El ir y venir de doña Esperanza – Por Julia Navarro

   

Con la que está cayendo y aquí nos entretenemos con lo que hace o deja de hacer Esperanza Aguirre. Sí, parece mentira, pero es verdad. Todo cuanto hace Aguirre interesa, seguramente porque es una política con tanta fuerza y personalidad que es difícil permanecer indiferente, ya sea, unos, para alabarla, otros, para criticarla.

La última de doña Esperanza ha sido anunciar a bombo y platillo que la han fichado en una empresa catalana de cazatalentos. Verán, yo creo que Esperanza Aguirre nos debe una explicación a los madrileños.

Hace dos años se presentó a las elecciones autonómicas en Madrid, y después de ganarlas se convirtió en presidenta de la Comunidad, y al poco se despidió a la francesa alegando razones familiares. A continuación se incorporó a su plaza como técnico de turismo, y ahora vuelve a dar la campanada diciendo que va a dedicar a la actividad privada. Dicen quienes presumen de estar en los secretos de doña Esperanza que dejó la Comunidad de Madrid por sus discrepancias con las políticas de Mariano Rajoy. Dicen también que se está frotando las manos por la crisis en el Ayuntamiento de Madrid porque ahora aspira a convertirse en alcaldesa. Y quienes esto dicen recuerdan que doña Esperanza continúa siendo la presidenta del PP en Madrid; es decir, que dentro de su partido sigue teniendo mando en plaza.
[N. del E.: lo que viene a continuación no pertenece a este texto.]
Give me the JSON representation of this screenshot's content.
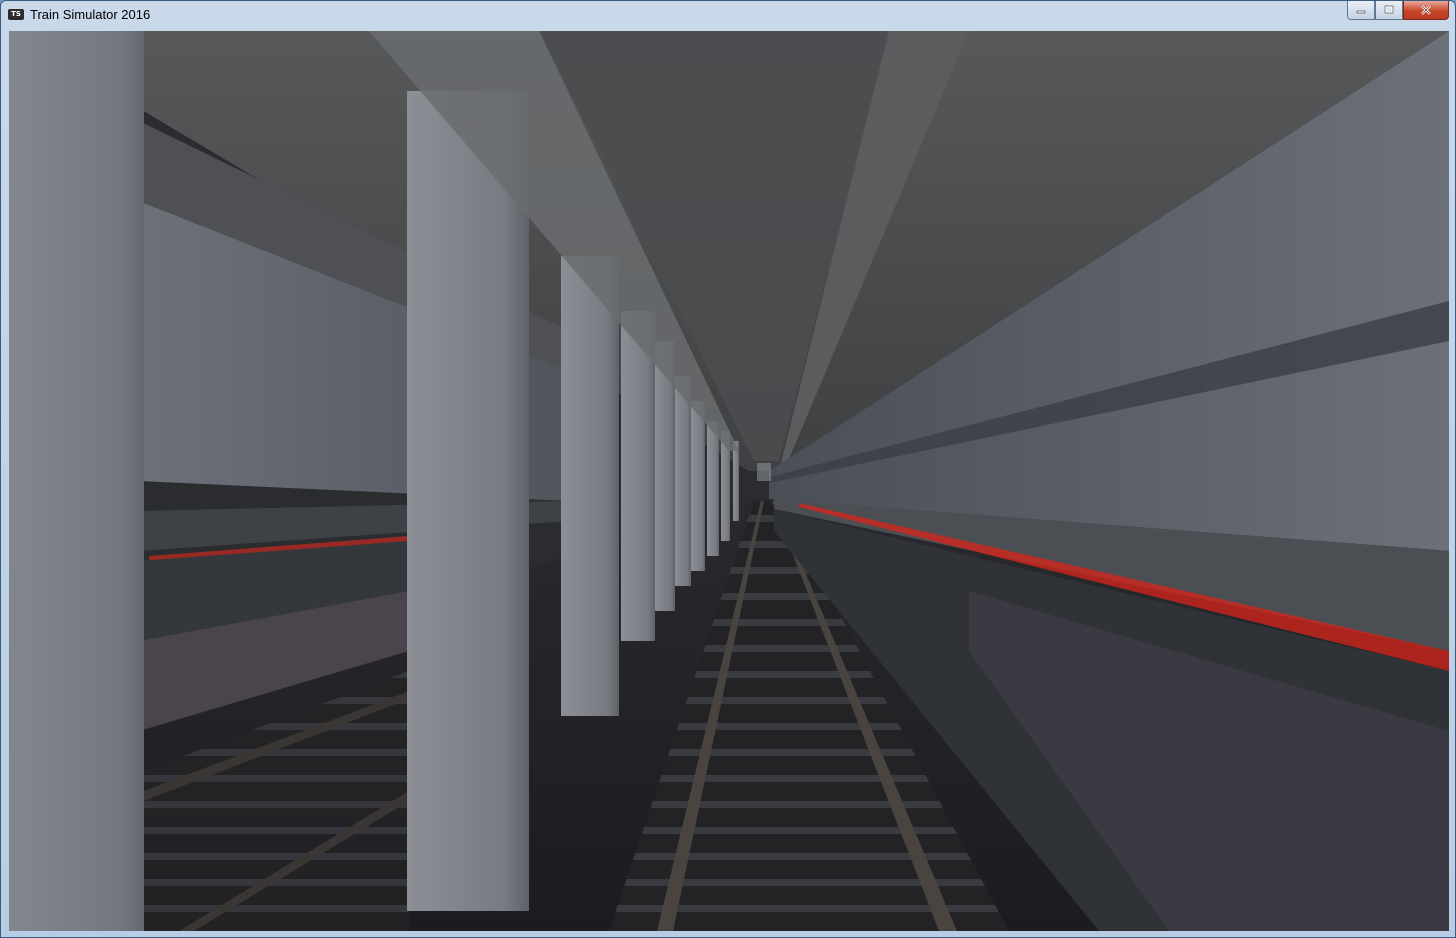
{
  "window": {
    "title": "Train Simulator 2016",
    "icon": "ts-app-icon",
    "controls": [
      "minimize-icon",
      "maximize-icon",
      "close-icon"
    ]
  },
  "scene": {
    "description_icon": "3d-viewport",
    "colors": {
      "concrete": "#7c8188",
      "ceiling": "#55575a",
      "rail": "#3a3633",
      "ballast": "#1f1f22",
      "cable_red": "#d8241a"
    }
  }
}
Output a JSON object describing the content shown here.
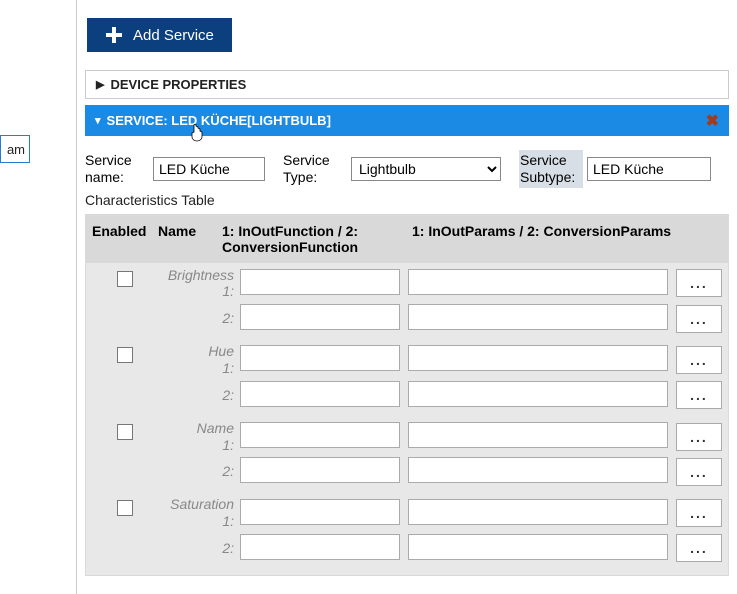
{
  "left_panel": {
    "selected_label": "am"
  },
  "buttons": {
    "add_service": "Add Service"
  },
  "sections": {
    "device_properties": "DEVICE PROPERTIES",
    "service_header": "SERVICE: LED KÜCHE[LIGHTBULB]"
  },
  "form": {
    "service_name_label": "Service name:",
    "service_name_value": "LED Küche",
    "service_type_label": "Service Type:",
    "service_type_value": "Lightbulb",
    "service_subtype_label": "Service Subtype:",
    "service_subtype_value": "LED Küche",
    "characteristics_table_label": "Characteristics Table"
  },
  "table": {
    "headers": {
      "enabled": "Enabled",
      "name": "Name",
      "col_func": "1: InOutFunction / 2: ConversionFunction",
      "col_params": "1: InOutParams / 2: ConversionParams"
    },
    "rows": [
      {
        "name": "Brightness",
        "r1": "1:",
        "r2": "2:",
        "dots": "..."
      },
      {
        "name": "Hue",
        "r1": "1:",
        "r2": "2:",
        "dots": "..."
      },
      {
        "name": "Name",
        "r1": "1:",
        "r2": "2:",
        "dots": "..."
      },
      {
        "name": "Saturation",
        "r1": "1:",
        "r2": "2:",
        "dots": "..."
      }
    ]
  }
}
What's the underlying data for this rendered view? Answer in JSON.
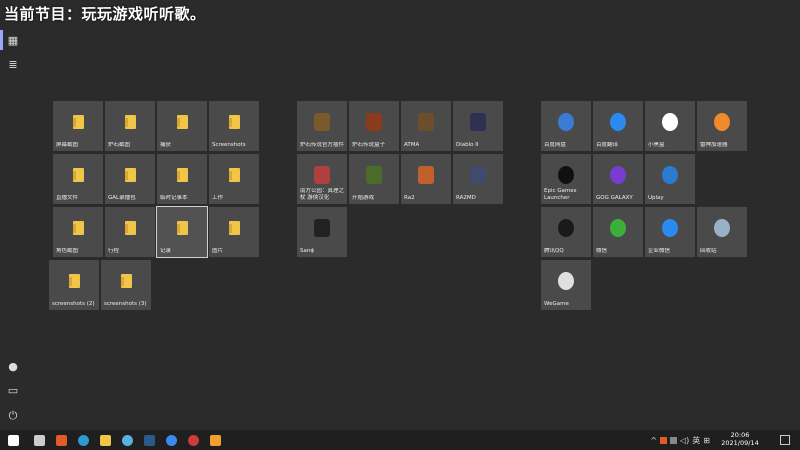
{
  "overlay": {
    "title": "当前节目：玩玩游戏听听歌。"
  },
  "left_rail": {
    "top_items": [
      {
        "name": "pinned-tiles-icon",
        "glyph": "▦"
      },
      {
        "name": "all-apps-list-icon",
        "glyph": "≣"
      }
    ],
    "bottom_items": [
      {
        "name": "user-avatar",
        "glyph": "●"
      },
      {
        "name": "pictures-icon",
        "glyph": "▭"
      },
      {
        "name": "power-icon",
        "glyph": "⏻"
      }
    ]
  },
  "groups": {
    "folders": [
      {
        "label": "屏幕截图"
      },
      {
        "label": "炉石截图"
      },
      {
        "label": "捕获"
      },
      {
        "label": "Screenshots"
      },
      {
        "label": "直播文件"
      },
      {
        "label": "GAL录播包"
      },
      {
        "label": "临时记事本"
      },
      {
        "label": "工作"
      },
      {
        "label": "角色截图"
      },
      {
        "label": "行程"
      },
      {
        "label": "记录"
      },
      {
        "label": "图片"
      },
      {
        "label": "screenshots (2)"
      },
      {
        "label": "screenshots (3)"
      }
    ],
    "games": [
      {
        "label": "炉石传说官方插件",
        "icon": "hs-plugin-icon",
        "color": "#7a5a2a"
      },
      {
        "label": "炉石传说盒子",
        "icon": "hs-box-icon",
        "color": "#8a3b1d"
      },
      {
        "label": "ATMA",
        "icon": "atma-icon",
        "color": "#6b4f2a"
      },
      {
        "label": "Diablo II",
        "icon": "diablo2-icon",
        "color": "#303055"
      },
      {
        "label": "南方公园：真理之杖 游侠汉化",
        "icon": "south-park-icon",
        "color": "#b04040"
      },
      {
        "label": "开始游戏",
        "icon": "start-game-icon",
        "color": "#4a6b2a"
      },
      {
        "label": "Ra2",
        "icon": "ra2-icon",
        "color": "#c0602a"
      },
      {
        "label": "RA2MD",
        "icon": "ra2md-icon",
        "color": "#404a6a"
      },
      {
        "label": "Sanɸ",
        "icon": "sanc-icon",
        "color": "#222222"
      }
    ],
    "apps": [
      {
        "label": "百度网盘",
        "icon": "baidu-netdisk-icon",
        "color": "#3a7bd5"
      },
      {
        "label": "百度翻译",
        "icon": "baidu-translate-icon",
        "color": "#2a8af0"
      },
      {
        "label": "小黑盒",
        "icon": "heybox-icon",
        "color": "#ffffff"
      },
      {
        "label": "雷神加速器",
        "icon": "leishen-icon",
        "color": "#f08a2a"
      },
      {
        "label": "Epic Games Launcher",
        "icon": "epic-games-icon",
        "color": "#111111"
      },
      {
        "label": "GOG GALAXY",
        "icon": "gog-galaxy-icon",
        "color": "#7a3bd0"
      },
      {
        "label": "Uplay",
        "icon": "uplay-icon",
        "color": "#2a7ad0"
      },
      {
        "label": "腾讯QQ",
        "icon": "qq-icon",
        "color": "#1a1a1a"
      },
      {
        "label": "微信",
        "icon": "wechat-icon",
        "color": "#3ab03a"
      },
      {
        "label": "企业微信",
        "icon": "wecom-icon",
        "color": "#2a8af0"
      },
      {
        "label": "回收站",
        "icon": "recycle-bin-icon",
        "color": "#9ab0c8"
      },
      {
        "label": "WeGame",
        "icon": "wegame-icon",
        "color": "#e0e0e0"
      }
    ]
  },
  "taskbar": {
    "apps": [
      {
        "name": "start-icon",
        "color": "#ffffff"
      },
      {
        "name": "task-view-icon",
        "color": "#cccccc"
      },
      {
        "name": "taskbar-app-orange-icon",
        "color": "#e05a2a"
      },
      {
        "name": "edge-icon",
        "color": "#2a9ad0"
      },
      {
        "name": "file-explorer-icon",
        "color": "#f0c54a"
      },
      {
        "name": "taskbar-app-clock-icon",
        "color": "#5ab0e0"
      },
      {
        "name": "steam-icon",
        "color": "#2a5a8a"
      },
      {
        "name": "taskbar-app-blue-icon",
        "color": "#3a8af0"
      },
      {
        "name": "netease-music-icon",
        "color": "#d03a3a"
      },
      {
        "name": "taskbar-app-yellow-icon",
        "color": "#f0a030"
      }
    ],
    "tray": {
      "chevron": "^",
      "volume": "◁)",
      "ime": "英",
      "grid": "⊞"
    },
    "clock": {
      "time": "20:06",
      "date": "2021/09/14"
    }
  }
}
Yo no tengo ni idea, ni tampoco me preocupa, lo que haga o deje de hacer la señora Aguirre, allá ella, pero desde luego tiene un privilegio que no tenemos el resto de los ciudadanos, y es el de tener una plaza a perpetuidad en la Administración del Estado. Que a la señora Aguirre le va mal en la empresa que la ha fichado, pues, sin problemas, puede volver a la Administración porque tiene plaza a perpetuidad. Y ojo, no es un privilegio exclusivo de ella.

De manera que la señora Aguirre puede probar suerte en la empresa privada a la espera de tiempos mejores, que dicho sea de paso no sé que tiempos pueden ser aun mejores para ella, salvo que se atreva algún día a disputarle a Mariano Rajoy lo que de verdad anhela, que no es otra cosa que ser presidenta del Gobierno de España.

No hace falta ser muy lista para intuir que esa es la verdadera y, sin duda, legítima ambición de doña Esperanza. Pero mientras se da, o acaso no se dé nunca, esa circunstancia, Esperanza Aguirre va y viene con la seguridad de quien no se juega nada.

Ella, mientras tanto, continúa actuando a su antojo estando en política pero haciendo que no está.

En realidad, Esperanza Aguirre no se ha ido ni se va a ir nunca, continúa en política, estando donde estaba, solo va a cambiar la dirección de su despacho.